Why won’t women engage: The insurer POV
In testing, our working group of millennial women told us that they weren’t worried about having protection for death or about conditions that more frequently strike older people, such as strokes and heart attacks. However, they were worried about cancer. Many of these women knew someone who had been impacted by cancer and could relate emotionally to the risk.
Our Behavioural Science team will tell you this is half the battle – solving the problem of psychological distance.
That is, insurance is an abstract concept, and in the direct-to-consumer space, it is incredibly important to help customers relate to a product if you want them to buy it.
However, this creates a challenge for insurers looking to leverage digital channels. While the life-only market continues to grow, with over half of all Level Term Assurance products sold in the non-advised space, the same cannot be said for the Critical Illness (CI) market. Furthermore, CI is complex and thus unsuited to the non-advised space, so insurers wanting to grow this segment must take a different approach.

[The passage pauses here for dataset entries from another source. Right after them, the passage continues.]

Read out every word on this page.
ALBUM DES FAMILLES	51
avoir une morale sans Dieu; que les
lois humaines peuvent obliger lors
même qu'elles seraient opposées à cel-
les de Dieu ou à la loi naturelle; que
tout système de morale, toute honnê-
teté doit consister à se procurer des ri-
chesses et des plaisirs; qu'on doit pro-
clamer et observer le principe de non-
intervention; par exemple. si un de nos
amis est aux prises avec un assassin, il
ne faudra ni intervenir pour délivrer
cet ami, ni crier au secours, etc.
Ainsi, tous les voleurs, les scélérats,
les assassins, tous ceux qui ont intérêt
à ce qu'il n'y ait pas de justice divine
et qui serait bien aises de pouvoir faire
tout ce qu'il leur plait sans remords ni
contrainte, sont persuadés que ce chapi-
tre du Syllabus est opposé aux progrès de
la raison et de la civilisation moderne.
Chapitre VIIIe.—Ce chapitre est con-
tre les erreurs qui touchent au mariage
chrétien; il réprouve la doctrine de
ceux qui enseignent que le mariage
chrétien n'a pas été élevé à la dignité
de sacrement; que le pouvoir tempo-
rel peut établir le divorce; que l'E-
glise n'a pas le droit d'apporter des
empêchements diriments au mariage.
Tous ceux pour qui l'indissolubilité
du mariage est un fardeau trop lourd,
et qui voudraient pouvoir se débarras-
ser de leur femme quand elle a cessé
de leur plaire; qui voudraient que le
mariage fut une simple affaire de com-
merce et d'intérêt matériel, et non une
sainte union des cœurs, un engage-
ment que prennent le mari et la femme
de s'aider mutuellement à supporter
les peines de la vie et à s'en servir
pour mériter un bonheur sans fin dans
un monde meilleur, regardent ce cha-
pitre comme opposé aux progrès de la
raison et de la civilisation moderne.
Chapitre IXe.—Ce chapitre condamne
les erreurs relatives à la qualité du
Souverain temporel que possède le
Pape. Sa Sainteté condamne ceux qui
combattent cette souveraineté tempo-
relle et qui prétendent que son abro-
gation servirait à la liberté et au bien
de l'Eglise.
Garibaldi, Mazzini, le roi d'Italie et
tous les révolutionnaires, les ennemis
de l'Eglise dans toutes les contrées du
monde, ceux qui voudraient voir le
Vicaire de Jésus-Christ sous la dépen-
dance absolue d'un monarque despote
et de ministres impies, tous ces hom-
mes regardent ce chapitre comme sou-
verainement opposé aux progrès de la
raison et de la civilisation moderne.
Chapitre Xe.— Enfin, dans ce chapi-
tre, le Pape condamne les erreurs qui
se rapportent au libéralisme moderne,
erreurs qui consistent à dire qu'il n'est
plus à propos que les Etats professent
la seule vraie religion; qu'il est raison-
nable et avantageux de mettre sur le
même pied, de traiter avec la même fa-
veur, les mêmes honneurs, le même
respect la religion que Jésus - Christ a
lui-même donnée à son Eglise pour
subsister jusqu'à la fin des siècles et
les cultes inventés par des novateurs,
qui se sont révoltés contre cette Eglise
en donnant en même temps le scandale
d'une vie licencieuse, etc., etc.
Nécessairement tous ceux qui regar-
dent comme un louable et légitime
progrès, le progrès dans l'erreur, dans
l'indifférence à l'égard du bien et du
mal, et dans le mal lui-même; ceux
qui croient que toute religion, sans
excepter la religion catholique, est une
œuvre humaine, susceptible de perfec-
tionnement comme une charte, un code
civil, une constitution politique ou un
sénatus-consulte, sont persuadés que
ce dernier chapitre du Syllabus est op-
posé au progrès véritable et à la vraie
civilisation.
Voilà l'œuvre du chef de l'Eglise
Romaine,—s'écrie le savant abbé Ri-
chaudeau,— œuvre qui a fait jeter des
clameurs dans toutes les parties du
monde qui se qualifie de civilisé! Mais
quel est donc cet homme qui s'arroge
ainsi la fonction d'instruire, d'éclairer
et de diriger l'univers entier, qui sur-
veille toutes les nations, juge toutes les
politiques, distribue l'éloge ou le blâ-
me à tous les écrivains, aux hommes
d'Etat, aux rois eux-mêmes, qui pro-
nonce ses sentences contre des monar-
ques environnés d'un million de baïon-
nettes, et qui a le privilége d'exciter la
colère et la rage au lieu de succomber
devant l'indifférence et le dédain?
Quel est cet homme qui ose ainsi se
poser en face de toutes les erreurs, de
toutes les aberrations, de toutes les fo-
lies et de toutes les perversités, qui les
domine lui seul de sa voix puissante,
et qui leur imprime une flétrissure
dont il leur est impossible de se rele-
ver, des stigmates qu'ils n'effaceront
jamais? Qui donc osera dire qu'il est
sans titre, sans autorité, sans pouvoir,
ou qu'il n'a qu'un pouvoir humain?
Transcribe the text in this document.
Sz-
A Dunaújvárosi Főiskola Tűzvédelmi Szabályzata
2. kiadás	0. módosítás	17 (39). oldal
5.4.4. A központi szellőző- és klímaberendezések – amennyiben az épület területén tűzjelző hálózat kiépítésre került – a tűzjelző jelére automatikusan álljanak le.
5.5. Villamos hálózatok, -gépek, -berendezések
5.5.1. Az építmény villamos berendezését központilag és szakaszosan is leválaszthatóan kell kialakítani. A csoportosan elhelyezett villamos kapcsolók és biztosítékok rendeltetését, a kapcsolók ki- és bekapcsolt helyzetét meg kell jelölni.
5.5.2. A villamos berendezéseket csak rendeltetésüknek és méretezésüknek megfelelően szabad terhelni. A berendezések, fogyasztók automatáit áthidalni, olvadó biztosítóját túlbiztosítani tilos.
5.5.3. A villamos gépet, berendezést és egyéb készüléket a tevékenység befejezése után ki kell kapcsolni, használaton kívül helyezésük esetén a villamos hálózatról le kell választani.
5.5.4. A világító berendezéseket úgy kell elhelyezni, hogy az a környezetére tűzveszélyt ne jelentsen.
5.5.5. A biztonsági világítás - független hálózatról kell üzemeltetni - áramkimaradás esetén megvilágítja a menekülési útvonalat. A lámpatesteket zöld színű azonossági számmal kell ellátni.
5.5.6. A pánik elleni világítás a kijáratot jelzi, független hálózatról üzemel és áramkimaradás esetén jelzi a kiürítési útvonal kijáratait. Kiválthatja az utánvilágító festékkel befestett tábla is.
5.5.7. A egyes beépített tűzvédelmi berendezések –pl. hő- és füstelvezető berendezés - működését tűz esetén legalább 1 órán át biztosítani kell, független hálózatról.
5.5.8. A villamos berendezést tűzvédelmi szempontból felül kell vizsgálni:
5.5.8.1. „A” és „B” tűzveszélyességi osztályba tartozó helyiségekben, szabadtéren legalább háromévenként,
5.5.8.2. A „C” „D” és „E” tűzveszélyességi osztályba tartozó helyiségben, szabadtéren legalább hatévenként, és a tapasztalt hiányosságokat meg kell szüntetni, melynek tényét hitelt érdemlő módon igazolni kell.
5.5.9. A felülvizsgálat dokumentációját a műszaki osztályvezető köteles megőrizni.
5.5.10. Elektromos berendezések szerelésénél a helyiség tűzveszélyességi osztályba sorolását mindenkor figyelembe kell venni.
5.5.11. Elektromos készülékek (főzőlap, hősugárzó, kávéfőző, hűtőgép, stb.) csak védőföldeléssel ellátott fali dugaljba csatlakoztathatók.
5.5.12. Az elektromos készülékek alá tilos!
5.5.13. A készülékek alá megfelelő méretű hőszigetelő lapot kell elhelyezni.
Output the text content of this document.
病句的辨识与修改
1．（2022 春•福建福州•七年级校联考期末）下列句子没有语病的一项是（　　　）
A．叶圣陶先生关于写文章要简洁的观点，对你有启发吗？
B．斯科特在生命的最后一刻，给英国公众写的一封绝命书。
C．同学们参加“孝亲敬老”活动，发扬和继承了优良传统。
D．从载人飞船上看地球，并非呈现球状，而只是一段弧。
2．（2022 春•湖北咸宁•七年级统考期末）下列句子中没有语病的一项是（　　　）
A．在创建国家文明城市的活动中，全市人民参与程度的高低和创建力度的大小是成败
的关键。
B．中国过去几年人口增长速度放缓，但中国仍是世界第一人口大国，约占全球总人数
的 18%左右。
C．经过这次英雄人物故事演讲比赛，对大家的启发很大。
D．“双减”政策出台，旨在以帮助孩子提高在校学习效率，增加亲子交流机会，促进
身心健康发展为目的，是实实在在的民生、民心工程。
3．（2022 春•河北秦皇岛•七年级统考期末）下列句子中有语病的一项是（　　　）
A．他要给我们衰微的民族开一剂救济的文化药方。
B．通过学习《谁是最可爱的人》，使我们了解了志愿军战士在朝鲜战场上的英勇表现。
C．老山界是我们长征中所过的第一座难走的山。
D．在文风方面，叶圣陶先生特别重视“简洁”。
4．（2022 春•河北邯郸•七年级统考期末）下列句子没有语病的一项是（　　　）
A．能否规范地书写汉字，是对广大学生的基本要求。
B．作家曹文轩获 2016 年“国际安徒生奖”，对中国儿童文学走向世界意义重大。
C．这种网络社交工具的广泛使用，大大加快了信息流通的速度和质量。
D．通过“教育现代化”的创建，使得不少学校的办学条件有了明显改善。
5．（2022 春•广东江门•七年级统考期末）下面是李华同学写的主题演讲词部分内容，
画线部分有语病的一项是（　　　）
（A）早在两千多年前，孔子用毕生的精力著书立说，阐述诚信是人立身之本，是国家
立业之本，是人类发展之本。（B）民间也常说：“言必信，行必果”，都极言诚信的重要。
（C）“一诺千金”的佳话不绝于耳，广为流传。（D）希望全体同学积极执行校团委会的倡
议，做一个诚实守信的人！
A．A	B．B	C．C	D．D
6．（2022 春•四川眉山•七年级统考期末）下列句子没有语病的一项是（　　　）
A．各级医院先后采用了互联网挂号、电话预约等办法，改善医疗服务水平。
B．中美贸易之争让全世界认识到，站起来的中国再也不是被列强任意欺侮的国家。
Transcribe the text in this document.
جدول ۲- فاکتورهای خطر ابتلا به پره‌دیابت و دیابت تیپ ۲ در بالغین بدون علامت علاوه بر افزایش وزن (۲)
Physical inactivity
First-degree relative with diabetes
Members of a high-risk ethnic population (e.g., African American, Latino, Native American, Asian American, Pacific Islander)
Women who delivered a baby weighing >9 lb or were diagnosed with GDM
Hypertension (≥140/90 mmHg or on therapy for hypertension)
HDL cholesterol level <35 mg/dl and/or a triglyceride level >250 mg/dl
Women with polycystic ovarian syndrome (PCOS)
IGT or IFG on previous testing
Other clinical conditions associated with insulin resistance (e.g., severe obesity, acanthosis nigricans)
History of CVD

Why won’t women engage: The distributor POV
Insurance distributors operate in a crowded market, making it challenging to cut through all the noise. Digital marketing channels such as Facebook run thousands of ads, and click-through rates have been dropping year-over-year across all markets, not just insurance (see 9 Most Effective Insurer`s Marketing Strategies).
Decrease makes it more expensive to acquire customers through digital channels. For example, our research shows that the cost of acquiring customers through Facebook ranges from £600 to £1,300 per buyer.
To reach your target market, your digital proposition must be distinct and tailored to your buyer so that it stands out from the crowd and resonates with your audience. Insurers can look to other markets, such as FinTech, for role models.
Think of Monzo and Revolut as examples. These two start-ups have done an excellent job of breaking into the British banking market because they tailor their messages and products to the needs of the digital buyer.